Dados, apresentados por Júlio Carlos, de estudos conduzidos pela Fundação Instituto de Pesquisas Econômicas (Fipe) em 2010 revelam que o grau de clandestinidade é elevado: 42% das águas sanitárias consumidas não são regularizadas, assim como 30% dos desinfetantes e 15% dos amaciantes. “Se há princípio ativo em demasia, o risco de intoxicação (especialmente por inalação) aumenta sobremodo, e com teores abaixo do especificado, o produto é simplesmente ineficiente”, informa.
Limpeza saudável
Existem alternativas para os saneantes domissanitários. O emprego de métodos físicos de limpeza com vassouras, aspirador de pó e pano de pó reduz a necessidade do uso de produtos de limpeza. Outra medida é usar produtos naturais e práticas de limpeza utilizadas no passado. “Água com sabão (de coco, de pedra ou neutro) é uma forma de limpeza saudável e é bem antisséptica. O vinagre serve bem para uma limpeza pesada. O cheiro característico inicial logo desaparece, e é um excelente desinfetante”, exemplifica.

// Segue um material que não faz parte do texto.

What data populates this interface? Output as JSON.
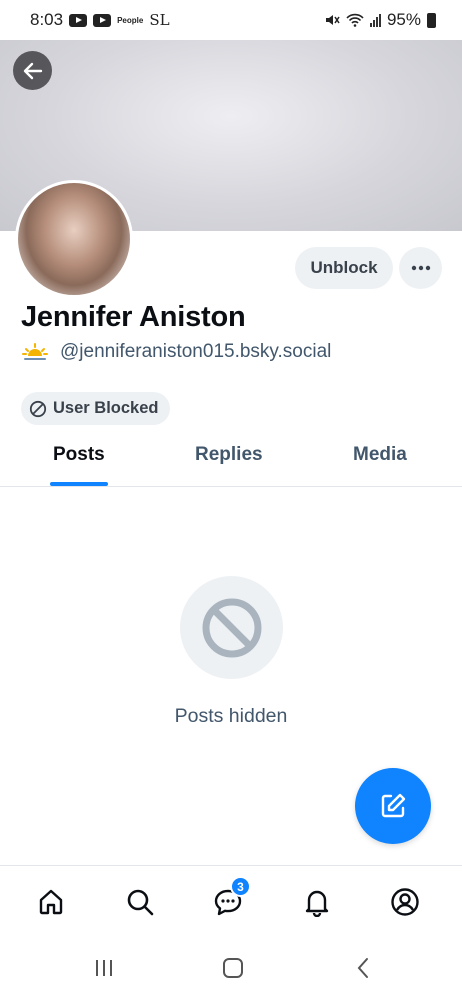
{
  "status_bar": {
    "time": "8:03",
    "people_label": "People",
    "sl_label": "SL",
    "battery": "95%"
  },
  "profile": {
    "display_name": "Jennifer Aniston",
    "handle": "@jenniferaniston015.bsky.social",
    "unblock_label": "Unblock",
    "blocked_label": "User Blocked"
  },
  "tabs": [
    {
      "label": "Posts",
      "active": true
    },
    {
      "label": "Replies",
      "active": false
    },
    {
      "label": "Media",
      "active": false
    }
  ],
  "empty_state": {
    "message": "Posts hidden"
  },
  "bottom_nav": {
    "chat_badge": "3",
    "items": [
      "home-icon",
      "search-icon",
      "chat-icon",
      "bell-icon",
      "profile-icon"
    ]
  },
  "colors": {
    "accent": "#1083fe",
    "muted_text": "#42576c",
    "chip_bg": "#eef1f4"
  }
}
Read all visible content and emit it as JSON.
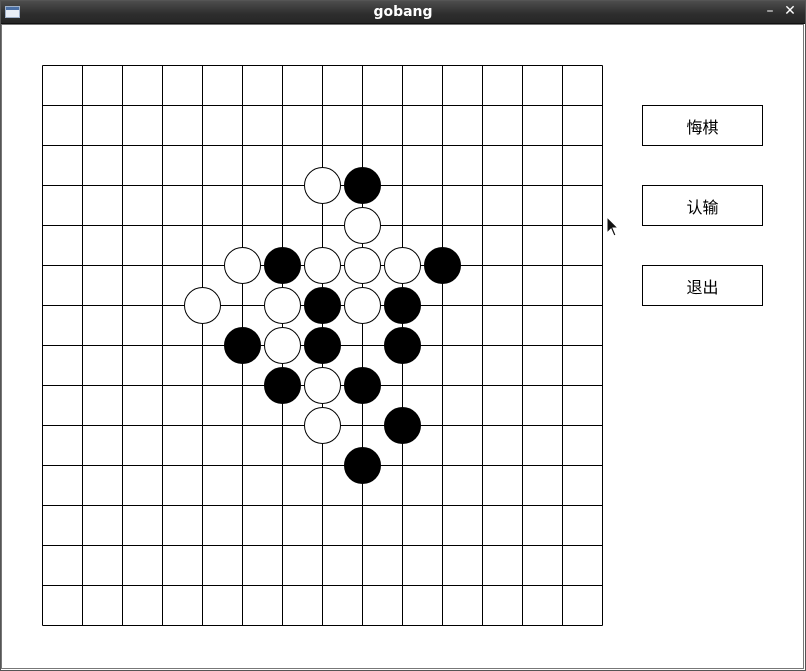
{
  "window": {
    "title": "gobang",
    "minimize_glyph": "–",
    "close_glyph": "✕"
  },
  "board": {
    "rows": 14,
    "cols": 14,
    "line_color": "#000000",
    "black_color": "#000000",
    "white_color": "#ffffff",
    "stones": [
      {
        "color": "white",
        "col": 7,
        "row": 3
      },
      {
        "color": "black",
        "col": 8,
        "row": 3
      },
      {
        "color": "white",
        "col": 8,
        "row": 4
      },
      {
        "color": "white",
        "col": 5,
        "row": 5
      },
      {
        "color": "black",
        "col": 6,
        "row": 5
      },
      {
        "color": "white",
        "col": 7,
        "row": 5
      },
      {
        "color": "white",
        "col": 8,
        "row": 5
      },
      {
        "color": "white",
        "col": 9,
        "row": 5
      },
      {
        "color": "black",
        "col": 10,
        "row": 5
      },
      {
        "color": "white",
        "col": 4,
        "row": 6
      },
      {
        "color": "white",
        "col": 6,
        "row": 6
      },
      {
        "color": "black",
        "col": 7,
        "row": 6
      },
      {
        "color": "white",
        "col": 8,
        "row": 6
      },
      {
        "color": "black",
        "col": 9,
        "row": 6
      },
      {
        "color": "black",
        "col": 5,
        "row": 7
      },
      {
        "color": "white",
        "col": 6,
        "row": 7
      },
      {
        "color": "black",
        "col": 7,
        "row": 7
      },
      {
        "color": "black",
        "col": 9,
        "row": 7
      },
      {
        "color": "black",
        "col": 6,
        "row": 8
      },
      {
        "color": "white",
        "col": 7,
        "row": 8
      },
      {
        "color": "black",
        "col": 8,
        "row": 8
      },
      {
        "color": "white",
        "col": 7,
        "row": 9
      },
      {
        "color": "black",
        "col": 9,
        "row": 9
      },
      {
        "color": "black",
        "col": 8,
        "row": 10
      }
    ]
  },
  "controls": {
    "undo_label": "悔棋",
    "resign_label": "认输",
    "quit_label": "退出"
  }
}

Pode-se ainda recorrer ao suco de limão, ao bicarbonato de sódio com água quente, a uma solução diluída de álcool. Os odores desaparecem. A cera menos agressiva para pisos e assoalhos é a de carnaúba. “Outros produtos naturais são os preparados com cera apícola, sabão com um pouco de areia, produtos de fermentação láctea e tensoativos de óleos vegetais. Para pisos frios, pode-se utilizar o anil. Para limpar e lustrar móveis, utiliza-se uma parte de suco de limão e duas partes de azeite de oliva ou vegetal. Produtos naturais para tirar manchas incluem leite, vaselina, glicerina, creme de barbear, solução de cloreto de sódio e óleo de linhaça”, ensina o professor.
Ainda há a opção dos produtos de limpeza ecológicos, sem o uso de derivados de petróleo. Nesse caso, são recomendáveis os produtos que tenham selo de certificação, que indica que a empresa passou por uma auditoria sobre os processos e matérias-primas utilizados, “pois as alegações ‘natural’, ‘verde’ e ‘seguro para o uso’ podem não ser inteiramente verdadeiras”, conclui o especialista.
Casos urgentes
Em casos de suspeita de envenenamento, deve-se entrar em contato urgente com um centro de intoxicação. No Centro de Controle de Intoxicações de Niterói, localizado no Hospital Antônio Pedro, através dos telefones 2717-0148/2717-0521/2629.9021. No Rio de Janeiro temos o Centro de Informação e Assistência Toxicológica (CIAT), que funciona no HUCFF, e, em São Paulo, o Hospital das Clínicas dispõe de um serviço gratuito e atende 24 horas, por meio do número (0xx11) 0800-148110. Há também o Centro de Intoxicação da Anvisa (0800-722-6001).